Well, maybe. But while those gently worn coffee mugs and chesterfield are just a matter of personal taste, that elderly fridge and ancient dishwasher are actually costing money. That’s because old appliances are far less energy efficient than newer ones. A pre-1993 fridge sucks up twice the power of a high-efficiency, energy STAR-rated model—and with electricity rates being what they are, replacing a clunker can result in real savings.
For a pleasant surprise next time you open your cottage energy bill, consider the following appliance upgrades.
Replace your pre-1993 fridge with a high-efficiency model
Energy STAR-rated appliances exceed federal energy efficiency standards by at least 20 per cent—meaning you’ll be saving money as soon as your new fridge starts humming. If you only use your cottage seasonally, consider buying a compact fridge—they cost less to run than a full-size model. As well, side-by-side fridges use 10 to 30 per cent more electricity than a top-freezer type, which also generally tend to cost less. And forego the beer fridge in the shed—you’ll be increasing your energy expenditure and putting a greater burden on the planet.
Consider getting a convection range
A gas stove with an electric pilot may cost less to run than an electric range, but for many cottagers, natural gas hook-ups aren’t realistic or possible. Whatever model you decide to buy, consider getting a convection range. It may cost slightly more up-front, but, because convection cooking requires less time, you’ll be saving money by running your range less.
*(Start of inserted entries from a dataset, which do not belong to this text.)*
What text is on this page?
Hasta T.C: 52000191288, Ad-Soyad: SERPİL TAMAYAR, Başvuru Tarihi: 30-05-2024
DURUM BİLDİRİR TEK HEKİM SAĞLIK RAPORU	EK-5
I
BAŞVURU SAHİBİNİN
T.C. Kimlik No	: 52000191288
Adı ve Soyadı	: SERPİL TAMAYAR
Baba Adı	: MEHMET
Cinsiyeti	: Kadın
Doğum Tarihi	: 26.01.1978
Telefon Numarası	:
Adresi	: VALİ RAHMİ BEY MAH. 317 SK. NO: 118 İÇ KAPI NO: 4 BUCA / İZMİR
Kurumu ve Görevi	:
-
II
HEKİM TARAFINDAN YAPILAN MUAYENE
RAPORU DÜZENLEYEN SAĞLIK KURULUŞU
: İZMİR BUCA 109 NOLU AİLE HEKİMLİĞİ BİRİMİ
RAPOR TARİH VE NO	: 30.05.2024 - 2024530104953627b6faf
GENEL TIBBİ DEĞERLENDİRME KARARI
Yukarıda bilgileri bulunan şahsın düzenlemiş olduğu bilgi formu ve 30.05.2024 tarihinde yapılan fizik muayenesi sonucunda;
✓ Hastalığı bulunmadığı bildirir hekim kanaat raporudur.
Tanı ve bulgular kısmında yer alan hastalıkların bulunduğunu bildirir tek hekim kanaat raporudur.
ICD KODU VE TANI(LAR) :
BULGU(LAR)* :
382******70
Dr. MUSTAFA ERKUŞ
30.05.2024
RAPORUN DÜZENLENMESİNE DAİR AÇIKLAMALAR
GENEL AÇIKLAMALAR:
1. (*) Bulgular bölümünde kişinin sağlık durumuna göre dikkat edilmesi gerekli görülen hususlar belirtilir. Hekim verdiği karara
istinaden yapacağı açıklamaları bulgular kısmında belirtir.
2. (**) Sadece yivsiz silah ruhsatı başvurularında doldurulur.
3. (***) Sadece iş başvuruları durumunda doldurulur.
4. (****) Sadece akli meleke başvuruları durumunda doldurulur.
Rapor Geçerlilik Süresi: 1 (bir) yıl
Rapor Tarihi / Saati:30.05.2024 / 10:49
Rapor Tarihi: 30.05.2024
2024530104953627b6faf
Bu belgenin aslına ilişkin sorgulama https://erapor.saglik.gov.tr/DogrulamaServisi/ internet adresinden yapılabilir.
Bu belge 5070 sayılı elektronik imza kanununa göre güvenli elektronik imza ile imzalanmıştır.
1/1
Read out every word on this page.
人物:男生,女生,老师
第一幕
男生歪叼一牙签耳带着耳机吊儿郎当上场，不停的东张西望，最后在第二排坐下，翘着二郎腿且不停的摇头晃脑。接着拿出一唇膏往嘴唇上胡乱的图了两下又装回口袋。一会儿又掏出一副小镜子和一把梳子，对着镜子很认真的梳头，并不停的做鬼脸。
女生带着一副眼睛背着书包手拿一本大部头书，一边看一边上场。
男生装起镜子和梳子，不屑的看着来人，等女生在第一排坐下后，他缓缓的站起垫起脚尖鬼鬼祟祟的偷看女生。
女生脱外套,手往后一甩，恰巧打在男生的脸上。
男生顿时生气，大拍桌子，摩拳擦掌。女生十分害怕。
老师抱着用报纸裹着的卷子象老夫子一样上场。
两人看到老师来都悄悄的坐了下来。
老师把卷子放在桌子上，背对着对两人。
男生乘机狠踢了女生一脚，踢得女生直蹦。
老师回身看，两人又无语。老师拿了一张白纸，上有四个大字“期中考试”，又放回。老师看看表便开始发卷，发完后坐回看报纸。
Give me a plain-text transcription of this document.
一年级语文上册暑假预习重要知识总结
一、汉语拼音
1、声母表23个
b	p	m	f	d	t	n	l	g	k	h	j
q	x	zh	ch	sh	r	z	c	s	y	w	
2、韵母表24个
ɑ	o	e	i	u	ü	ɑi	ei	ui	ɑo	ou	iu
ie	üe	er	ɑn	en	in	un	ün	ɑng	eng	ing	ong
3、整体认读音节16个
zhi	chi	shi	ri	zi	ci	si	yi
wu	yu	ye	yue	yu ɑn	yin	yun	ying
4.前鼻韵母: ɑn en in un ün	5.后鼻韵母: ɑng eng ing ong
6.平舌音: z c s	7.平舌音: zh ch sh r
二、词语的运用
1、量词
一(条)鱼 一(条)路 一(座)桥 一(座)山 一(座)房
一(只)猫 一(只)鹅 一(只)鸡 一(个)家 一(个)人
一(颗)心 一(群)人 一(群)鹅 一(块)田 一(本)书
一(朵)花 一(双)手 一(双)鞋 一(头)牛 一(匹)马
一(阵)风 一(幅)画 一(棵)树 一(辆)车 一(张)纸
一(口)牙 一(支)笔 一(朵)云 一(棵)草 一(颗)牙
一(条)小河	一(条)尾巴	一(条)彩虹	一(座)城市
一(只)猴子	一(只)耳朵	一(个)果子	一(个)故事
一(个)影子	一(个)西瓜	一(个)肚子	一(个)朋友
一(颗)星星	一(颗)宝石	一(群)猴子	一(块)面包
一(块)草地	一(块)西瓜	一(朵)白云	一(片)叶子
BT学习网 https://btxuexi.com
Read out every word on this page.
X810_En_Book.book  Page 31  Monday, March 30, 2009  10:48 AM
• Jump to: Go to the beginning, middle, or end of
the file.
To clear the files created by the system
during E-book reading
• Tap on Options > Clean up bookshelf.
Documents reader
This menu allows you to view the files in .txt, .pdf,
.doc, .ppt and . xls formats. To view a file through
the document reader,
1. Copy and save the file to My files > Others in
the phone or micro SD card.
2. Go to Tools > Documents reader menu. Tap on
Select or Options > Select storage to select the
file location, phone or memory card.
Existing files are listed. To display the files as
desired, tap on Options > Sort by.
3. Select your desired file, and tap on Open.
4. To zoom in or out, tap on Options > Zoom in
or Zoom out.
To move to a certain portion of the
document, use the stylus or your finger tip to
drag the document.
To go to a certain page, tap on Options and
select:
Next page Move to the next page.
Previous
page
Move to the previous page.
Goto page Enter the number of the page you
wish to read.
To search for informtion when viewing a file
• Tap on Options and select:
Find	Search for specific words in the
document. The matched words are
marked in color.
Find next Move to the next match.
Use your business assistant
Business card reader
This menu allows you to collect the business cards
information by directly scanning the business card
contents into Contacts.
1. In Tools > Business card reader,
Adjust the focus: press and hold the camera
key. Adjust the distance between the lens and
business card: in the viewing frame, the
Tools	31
Look at energy-efficient washers and dryers
Not all cottages have washers and dryers, but if you do, an energy STAR-rated washer uses 30 to 55 per cent less water than a standard model. And while dryers aren’t rated for efficiency, picking one with a moisture sensor means you won’t be drying clothes once they’re already dry—saving you energy and money. Before you go out and buy a washer, though, check and make sure your septic system can handle the extra water. Also, you may need to filter the water you use to wash your clothes if it comes straight from your lake or river.
Invest in a dishwasher
No, really. Washing dishes by hand several times a day—a fine tradition in many cottages—is less efficient than running a dishwasher. If you only run full loads, you’ll be saving a significant amount of water—not to mention time that could be better spent sitting on the dock, listening to the loons. Choose a compact model for a seasonal cottage, and, as always, make sure to pick up a model that’s energy STAR-rated.